The Blog of Gordon Pruitt the Pastor of St. Matthew's United Methodist Church in Richmond Virginia

Tuesday, July 31, 2007

Death to self

Been reading a devotional from Dallas Willard's book, Renovation of the Heart. Here are some of the highlights from my reading today:

“A shift toward self-denial is needed to reorder the six dimensions of the human self in subordination to God. Christian spiritual formation rests on this indispensable foundation of death to self and cannot proceed except insofar as the foundation is being firmly laid and sustained.”

“Our survival cannot be the ultimate point of reference in our world. We must not treat ourselves as God. This selfless life enable us to do for the first time what we want to do: be truthful, transparent, helpful, and sacrificially loving, with joy.”

“At the beginning of my day, I commit my day to the Lord’s care while meditatively praying through the Lord’s Prayer and possibly the 23rd Psalm. Then I meet everything that happens as sent, or at least permitted, by God. I meet it resting in the hand of his care. I no longer have to manage the weather, airplanes, and people.”

Tuesday, July 17, 2007

what are the essential beliefs? Are there any?

A 17th century Moravian named Rupertus Meldenius said, "in essential beliefs we have unity and non-essential we have liberty." I have seen many Methodist churches quote this when talking about their beliefs or doctrines. What is interesting is that John Wesley, the founder of the Methodist church never shared exactly what he believed those essential beliefs were.

In the first chapter of Rob Bell's book, Velvet Elvis, Bell writes about a similar topic. He writes about trampoline springs and blocks. Bell says this about the springs,

"when we jump, we begin to see the need for springs. The springs help make sense of these deeper realities that drive how we live every day. The springs aren't God. The springs aren't Jesus. The springs are statements and beliefs about our faith that help give words to the depth that we are experiencing in our jumping. I would call these the doctrines of the Christian faith. They aren't the point. They help us understand the point, but they are a means and not an end."
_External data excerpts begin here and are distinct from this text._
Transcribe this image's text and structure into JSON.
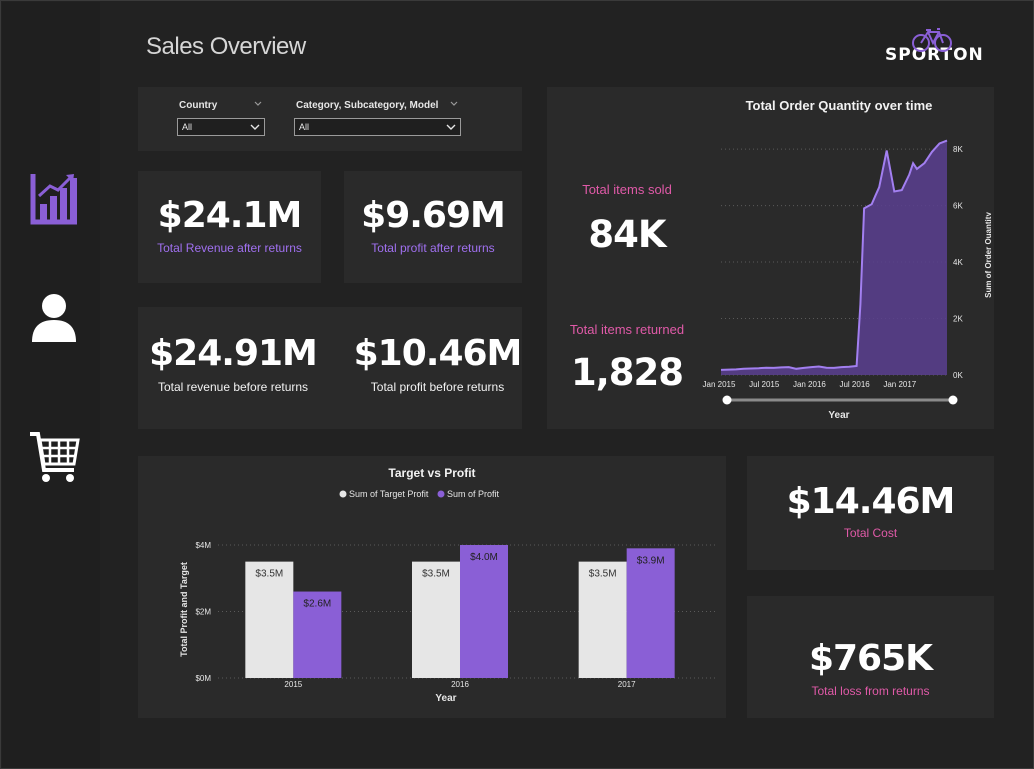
{
  "page": {
    "title": "Sales Overview"
  },
  "logo": {
    "text": "SPORTON"
  },
  "colors": {
    "accent": "#8a5fd6",
    "pink": "#e05aa8",
    "target_bar": "#e6e6e6",
    "card": "#2a2a2a",
    "background": "#222222"
  },
  "nav": [
    {
      "icon": "bar-chart-icon"
    },
    {
      "icon": "user-icon"
    },
    {
      "icon": "shopping-cart-icon"
    }
  ],
  "filters": {
    "country": {
      "label": "Country",
      "value": "All"
    },
    "category": {
      "label": "Category, Subcategory, Model",
      "value": "All"
    }
  },
  "kpis": {
    "revenue_after": {
      "value": "$24.1M",
      "label": "Total Revenue after returns"
    },
    "profit_after": {
      "value": "$9.69M",
      "label": "Total profit after returns"
    },
    "revenue_before": {
      "value": "$24.91M",
      "label": "Total revenue before returns"
    },
    "profit_before": {
      "value": "$10.46M",
      "label": "Total profit before returns"
    },
    "items_sold": {
      "value": "84K",
      "label": "Total items sold"
    },
    "items_returned": {
      "value": "1,828",
      "label": "Total items returned"
    },
    "total_cost": {
      "value": "$14.46M",
      "label": "Total Cost"
    },
    "loss_returns": {
      "value": "$765K",
      "label": "Total loss from returns"
    }
  },
  "chart_data": [
    {
      "type": "area",
      "title": "Total Order Quantity over time",
      "xlabel": "Year",
      "ylabel": "Sum of Order Quantity",
      "ylim": [
        0,
        8500
      ],
      "y_ticks": [
        0,
        2000,
        4000,
        6000,
        8000
      ],
      "y_tick_labels": [
        "0K",
        "2K",
        "4K",
        "6K",
        "8K"
      ],
      "x_tick_labels": [
        "Jan 2015",
        "Jul 2015",
        "Jan 2016",
        "Jul 2016",
        "Jan 2017"
      ],
      "x_tick_months": [
        0,
        6,
        12,
        18,
        24
      ],
      "grid": true,
      "x": [
        0,
        1,
        2,
        3,
        4,
        5,
        6,
        7,
        8,
        9,
        10,
        11,
        12,
        13,
        14,
        15,
        16,
        17,
        18,
        18.5,
        19,
        20,
        20.5,
        21,
        22,
        23,
        24,
        25,
        25.5,
        26,
        27,
        28,
        29,
        30
      ],
      "values": [
        180,
        190,
        200,
        220,
        230,
        240,
        260,
        250,
        270,
        280,
        220,
        250,
        280,
        300,
        260,
        250,
        280,
        290,
        320,
        2500,
        5900,
        6050,
        6350,
        6650,
        7950,
        6500,
        6550,
        7100,
        7500,
        7300,
        7500,
        7900,
        8200,
        8300
      ]
    },
    {
      "type": "bar",
      "title": "Target vs Profit",
      "xlabel": "Year",
      "ylabel": "Total Profit and Target",
      "categories": [
        "2015",
        "2016",
        "2017"
      ],
      "ylim": [
        0,
        4000000
      ],
      "y_ticks": [
        0,
        2000000,
        4000000
      ],
      "y_tick_labels": [
        "$0M",
        "$2M",
        "$4M"
      ],
      "legend_position": "top",
      "series": [
        {
          "name": "Sum of Target Profit",
          "values": [
            3500000,
            3500000,
            3500000
          ],
          "labels": [
            "$3.5M",
            "$3.5M",
            "$3.5M"
          ],
          "color": "#e6e6e6"
        },
        {
          "name": "Sum of Profit",
          "values": [
            2600000,
            4000000,
            3900000
          ],
          "labels": [
            "$2.6M",
            "$4.0M",
            "$3.9M"
          ],
          "color": "#8a5fd6"
        }
      ]
    }
  ]
}
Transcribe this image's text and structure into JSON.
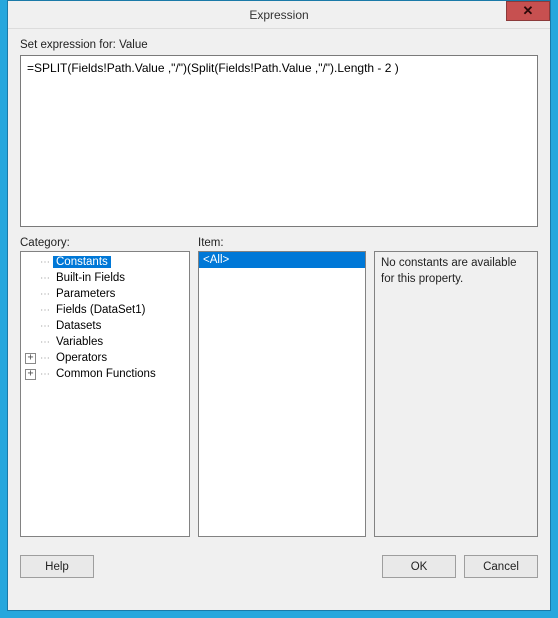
{
  "window": {
    "title": "Expression",
    "close_glyph": "✕"
  },
  "labels": {
    "set_expression": "Set expression for: Value",
    "category": "Category:",
    "item": "Item:"
  },
  "expression": {
    "value": "=SPLIT(Fields!Path.Value ,\"/\")(Split(Fields!Path.Value ,\"/\").Length - 2 )"
  },
  "category_tree": [
    {
      "label": "Constants",
      "selected": true,
      "expandable": false
    },
    {
      "label": "Built-in Fields",
      "selected": false,
      "expandable": false
    },
    {
      "label": "Parameters",
      "selected": false,
      "expandable": false
    },
    {
      "label": "Fields (DataSet1)",
      "selected": false,
      "expandable": false
    },
    {
      "label": "Datasets",
      "selected": false,
      "expandable": false
    },
    {
      "label": "Variables",
      "selected": false,
      "expandable": false
    },
    {
      "label": "Operators",
      "selected": false,
      "expandable": true
    },
    {
      "label": "Common Functions",
      "selected": false,
      "expandable": true
    }
  ],
  "items": [
    {
      "label": "<All>",
      "selected": true
    }
  ],
  "description": "No constants are available for this property.",
  "buttons": {
    "help": "Help",
    "ok": "OK",
    "cancel": "Cancel"
  }
}
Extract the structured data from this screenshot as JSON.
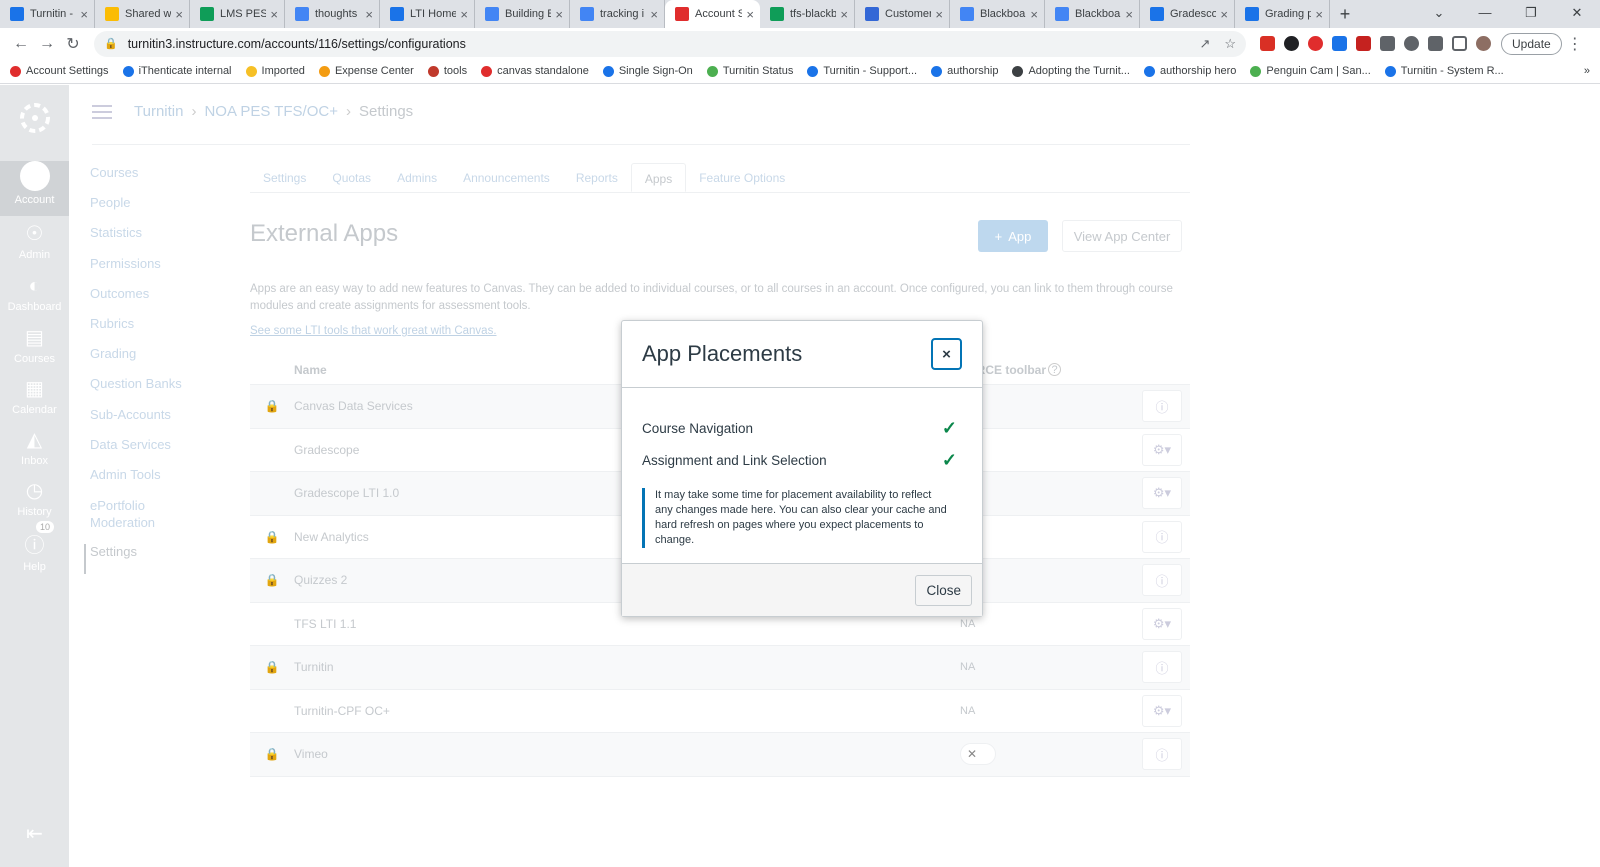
{
  "browser": {
    "tabs": [
      {
        "title": "Turnitin -",
        "color": "#1a73e8"
      },
      {
        "title": "Shared wi",
        "color": "#fbbc04"
      },
      {
        "title": "LMS PES D",
        "color": "#0f9d58"
      },
      {
        "title": "thoughts",
        "color": "#4285f4"
      },
      {
        "title": "LTI Home",
        "color": "#1a73e8"
      },
      {
        "title": "Building E",
        "color": "#4285f4"
      },
      {
        "title": "tracking i",
        "color": "#4285f4"
      },
      {
        "title": "Account S",
        "color": "#e02d2d"
      },
      {
        "title": "tfs-blackb",
        "color": "#0f9d58"
      },
      {
        "title": "Customer",
        "color": "#3367d6"
      },
      {
        "title": "Blackboar",
        "color": "#4285f4"
      },
      {
        "title": "Blackboar",
        "color": "#4285f4"
      },
      {
        "title": "Gradescop",
        "color": "#1a73e8"
      },
      {
        "title": "Grading p",
        "color": "#1a73e8"
      }
    ],
    "active_tab_index": 7,
    "url": "turnitin3.instructure.com/accounts/116/settings/configurations",
    "update_label": "Update",
    "bookmarks": [
      {
        "label": "Account Settings",
        "color": "#e02d2d"
      },
      {
        "label": "iThenticate internal",
        "color": "#1a73e8"
      },
      {
        "label": "Imported",
        "color": "#f6c026"
      },
      {
        "label": "Expense Center",
        "color": "#f39c12"
      },
      {
        "label": "tools",
        "color": "#c0392b"
      },
      {
        "label": "canvas standalone",
        "color": "#e02d2d"
      },
      {
        "label": "Single Sign-On",
        "color": "#1a73e8"
      },
      {
        "label": "Turnitin Status",
        "color": "#4caf50"
      },
      {
        "label": "Turnitin - Support...",
        "color": "#1a73e8"
      },
      {
        "label": "authorship",
        "color": "#1a73e8"
      },
      {
        "label": "Adopting the Turnit...",
        "color": "#3c4043"
      },
      {
        "label": "authorship hero",
        "color": "#1a73e8"
      },
      {
        "label": "Penguin Cam | San...",
        "color": "#4caf50"
      },
      {
        "label": "Turnitin - System R...",
        "color": "#1a73e8"
      }
    ]
  },
  "global_nav": {
    "account": "Account",
    "admin": "Admin",
    "dashboard": "Dashboard",
    "courses": "Courses",
    "calendar": "Calendar",
    "inbox": "Inbox",
    "history": "History",
    "help": "Help",
    "help_badge": "10"
  },
  "breadcrumb": {
    "root": "Turnitin",
    "account": "NOA PES TFS/OC+",
    "current": "Settings"
  },
  "left_nav": [
    "Courses",
    "People",
    "Statistics",
    "Permissions",
    "Outcomes",
    "Rubrics",
    "Grading",
    "Question Banks",
    "Sub-Accounts",
    "Data Services",
    "Admin Tools",
    "ePortfolio Moderation",
    "Settings"
  ],
  "settings_tabs": [
    "Settings",
    "Quotas",
    "Admins",
    "Announcements",
    "Reports",
    "Apps",
    "Feature Options"
  ],
  "active_settings_tab": "Apps",
  "external_apps": {
    "heading": "External Apps",
    "add_label": "App",
    "view_center_label": "View App Center",
    "description": "Apps are an easy way to add new features to Canvas. They can be added to individual courses, or to all courses in an account. Once configured, you can link to them through course modules and create assignments for assessment tools.",
    "link": "See some LTI tools that work great with Canvas.",
    "col_name": "Name",
    "col_rce": "to RCE toolbar",
    "rows": [
      {
        "name": "Canvas Data Services",
        "locked": true,
        "rce": "",
        "action": "info"
      },
      {
        "name": "Gradescope",
        "locked": false,
        "rce": "",
        "action": "gear"
      },
      {
        "name": "Gradescope LTI 1.0",
        "locked": false,
        "rce": "",
        "action": "gear"
      },
      {
        "name": "New Analytics",
        "locked": true,
        "rce": "",
        "action": "info"
      },
      {
        "name": "Quizzes 2",
        "locked": true,
        "rce": "",
        "action": "info"
      },
      {
        "name": "TFS LTI 1.1",
        "locked": false,
        "rce": "NA",
        "action": "gear"
      },
      {
        "name": "Turnitin",
        "locked": true,
        "rce": "NA",
        "action": "info"
      },
      {
        "name": "Turnitin-CPF OC+",
        "locked": false,
        "rce": "NA",
        "action": "gear"
      },
      {
        "name": "Vimeo",
        "locked": true,
        "rce": "toggle",
        "action": "info"
      }
    ]
  },
  "modal": {
    "title": "App Placements",
    "close_x": "×",
    "placements": [
      {
        "label": "Course Navigation",
        "enabled": true
      },
      {
        "label": "Assignment and Link Selection",
        "enabled": true
      }
    ],
    "note": "It may take some time for placement availability to reflect any changes made here. You can also clear your cache and hard refresh on pages where you expect placements to change.",
    "close_button": "Close",
    "accent_color": "#0374b5",
    "check_color": "#0b874b"
  }
}
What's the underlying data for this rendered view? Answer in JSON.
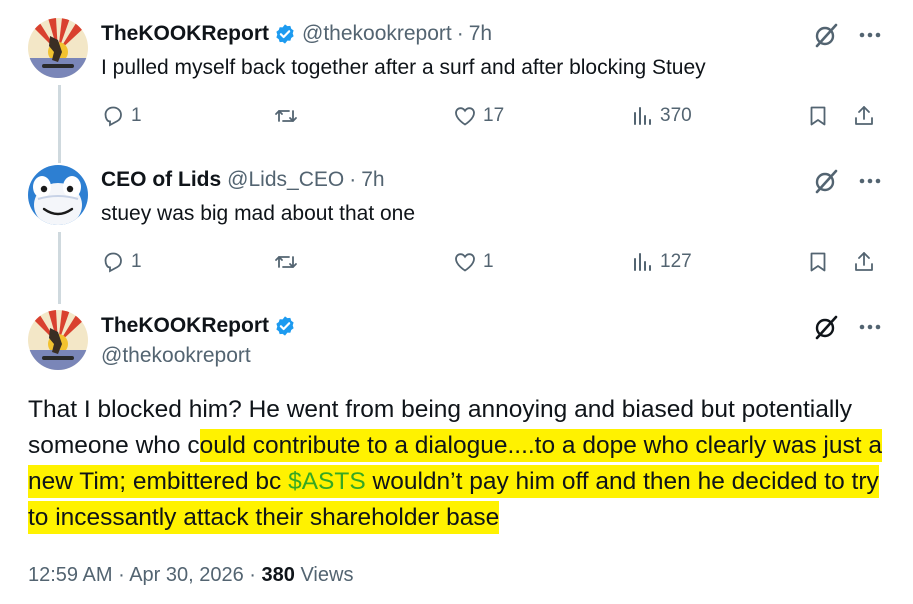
{
  "tweets": [
    {
      "name": "TheKOOKReport",
      "handle": "@thekookreport",
      "time": "7h",
      "text": "I pulled myself back together after a surf and after blocking Stuey",
      "replies": "1",
      "likes": "17",
      "views": "370"
    },
    {
      "name": "CEO of Lids",
      "handle": "@Lids_CEO",
      "time": "7h",
      "text": "stuey was big mad about that one",
      "replies": "1",
      "likes": "1",
      "views": "127"
    }
  ],
  "main": {
    "name": "TheKOOKReport",
    "handle": "@thekookreport",
    "text_part1": "That I blocked him?  He went from being annoying and biased but potentially someone who c",
    "text_part2": "ould contribute to a dialogue....to a dope who clearly was just a new Tim;",
    "text_part3": " embittered bc ",
    "cashtag": "$ASTS",
    "text_part4": " wouldn’t pay him off and then he decided to try to incessantly attack their shareholder base",
    "time": "12:59 AM",
    "date": "Apr 30, 2026",
    "views_count": "380",
    "views_label": "Views"
  },
  "colors": {
    "accent": "#1d9bf0",
    "verified": "#1d9bf0",
    "highlight": "#fff200"
  },
  "icons": [
    "verified-icon",
    "grok-icon",
    "more-icon",
    "reply-icon",
    "retweet-icon",
    "like-icon",
    "views-icon",
    "bookmark-icon",
    "share-icon"
  ]
}
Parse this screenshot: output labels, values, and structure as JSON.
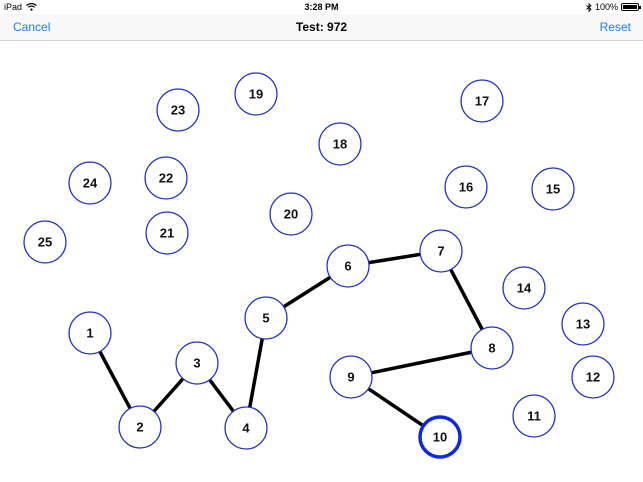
{
  "status_bar": {
    "device": "iPad",
    "wifi_icon": "wifi-icon",
    "time": "3:28 PM",
    "bluetooth_icon": "bluetooth-icon",
    "battery_percent": "100%",
    "battery_level": 1.0
  },
  "nav": {
    "cancel_label": "Cancel",
    "title": "Test: 972",
    "reset_label": "Reset",
    "accent_color": "#1e7ef0"
  },
  "nodes": [
    {
      "label": "1"
    },
    {
      "label": "2"
    },
    {
      "label": "3"
    },
    {
      "label": "4"
    },
    {
      "label": "5"
    },
    {
      "label": "6"
    },
    {
      "label": "7"
    },
    {
      "label": "8"
    },
    {
      "label": "9"
    },
    {
      "label": "10",
      "current": true
    },
    {
      "label": "11"
    },
    {
      "label": "12"
    },
    {
      "label": "13"
    },
    {
      "label": "14"
    },
    {
      "label": "15"
    },
    {
      "label": "16"
    },
    {
      "label": "17"
    },
    {
      "label": "18"
    },
    {
      "label": "19"
    },
    {
      "label": "20"
    },
    {
      "label": "21"
    },
    {
      "label": "22"
    },
    {
      "label": "23"
    },
    {
      "label": "24"
    },
    {
      "label": "25"
    }
  ],
  "completed_path": [
    "1",
    "2",
    "3",
    "4",
    "5",
    "6",
    "7",
    "8",
    "9",
    "10"
  ],
  "colors": {
    "node_border": "#2430c8",
    "current_node_border": "#1027e0",
    "path": "#000000"
  }
}
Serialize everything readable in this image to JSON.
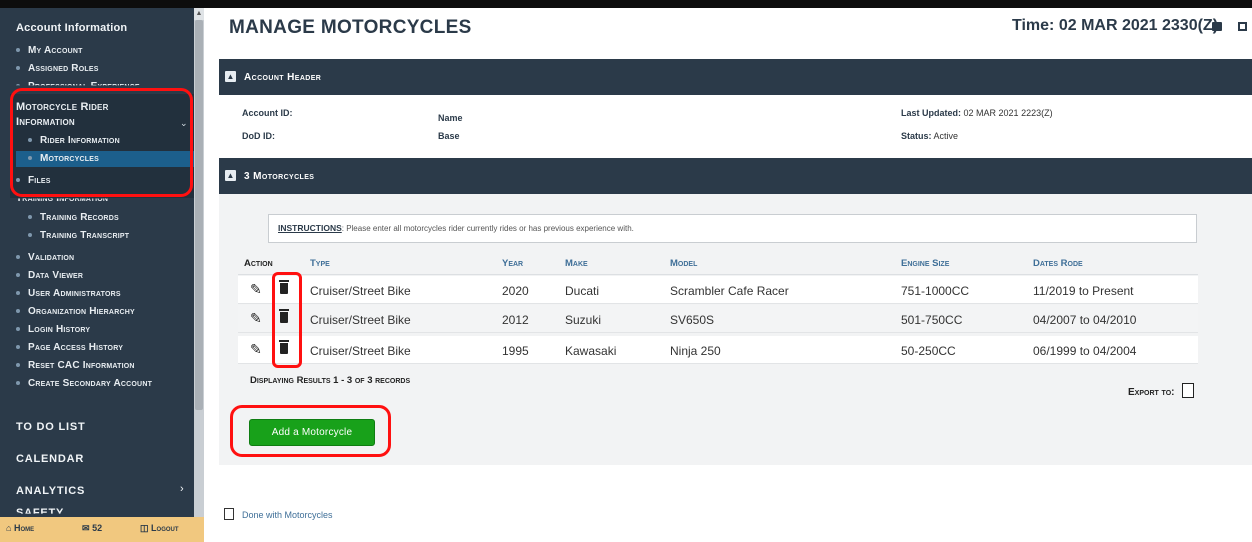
{
  "sidebar": {
    "title": "Account Information",
    "items_top": [
      "My Account",
      "Assigned Roles",
      "Professional Experience"
    ],
    "group_title_line1": "Motorcycle Rider",
    "group_title_line2": "Information",
    "group_items": [
      "Rider Information",
      "Motorcycles"
    ],
    "files": "Files",
    "training_title": "Training Information",
    "training_items": [
      "Training Records",
      "Training Transcript"
    ],
    "items_bottom": [
      "Validation",
      "Data Viewer",
      "User Administrators",
      "Organization Hierarchy",
      "Login History",
      "Page Access History",
      "Reset CAC Information",
      "Create Secondary Account"
    ],
    "sections": [
      "TO DO LIST",
      "CALENDAR",
      "ANALYTICS",
      "SAFETY"
    ],
    "footer": {
      "home": "Home",
      "mail_count": "52",
      "logout": "Logout"
    }
  },
  "header": {
    "title": "MANAGE MOTORCYCLES",
    "time": "Time: 02 MAR 2021 2330(Z)"
  },
  "account_panel": {
    "header": "Account Header",
    "account_id_label": "Account ID:",
    "name_label": "Name",
    "dod_id_label": "DoD ID:",
    "base_label": "Base",
    "last_updated_label": "Last Updated:",
    "last_updated_value": "02 MAR 2021 2223(Z)",
    "status_label": "Status:",
    "status_value": "Active"
  },
  "motorcycles_panel": {
    "header": "3 Motorcycles",
    "instructions_label": "INSTRUCTIONS",
    "instructions_text": ": Please enter all motorcycles rider currently rides or has previous experience with.",
    "columns": [
      "Action",
      "Type",
      "Year",
      "Make",
      "Model",
      "Engine Size",
      "Dates Rode"
    ],
    "rows": [
      {
        "type": "Cruiser/Street Bike",
        "year": "2020",
        "make": "Ducati",
        "model": "Scrambler Cafe Racer",
        "engine": "751-1000CC",
        "dates": "11/2019 to Present"
      },
      {
        "type": "Cruiser/Street Bike",
        "year": "2012",
        "make": "Suzuki",
        "model": "SV650S",
        "engine": "501-750CC",
        "dates": "04/2007 to 04/2010"
      },
      {
        "type": "Cruiser/Street Bike",
        "year": "1995",
        "make": "Kawasaki",
        "model": "Ninja 250",
        "engine": "50-250CC",
        "dates": "06/1999 to 04/2004"
      }
    ],
    "displaying": "Displaying Results 1 - 3 of 3 records",
    "export_label": "Export to:",
    "add_button": "Add a Motorcycle"
  },
  "done_link": "Done with Motorcycles",
  "colors": {
    "sidebar_bg": "#2b3a49",
    "active": "#1c5f8c",
    "button_green": "#18a11a",
    "highlight_red": "#ff1010"
  }
}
Bell contrasts springs with bricks.
"Somebody recently gave me a videotape of a lecture given by a man who travels around speaking about the creations of the world. At one point in his lecture, he said if you deny that God created the world in six literal 24 hour days, then you are denying that Jesus ever died on the cross. It's a bizarre leap of logic to make, i would say. But he was serious. It hit me while i was watching that for him faith isn't a trampoline; it's a wall of bricks. Each of the core doctrines for him is like an individual brick that stacks on top of the others. If you pull one out, the whole wall starts to crumble. It appears quite string and rigid, but if you begin to rethink or discuss even one brick, the whole thing is in danger. Like he said, no six-day creation equals no cross. Remove one, and the whole wall wobbles."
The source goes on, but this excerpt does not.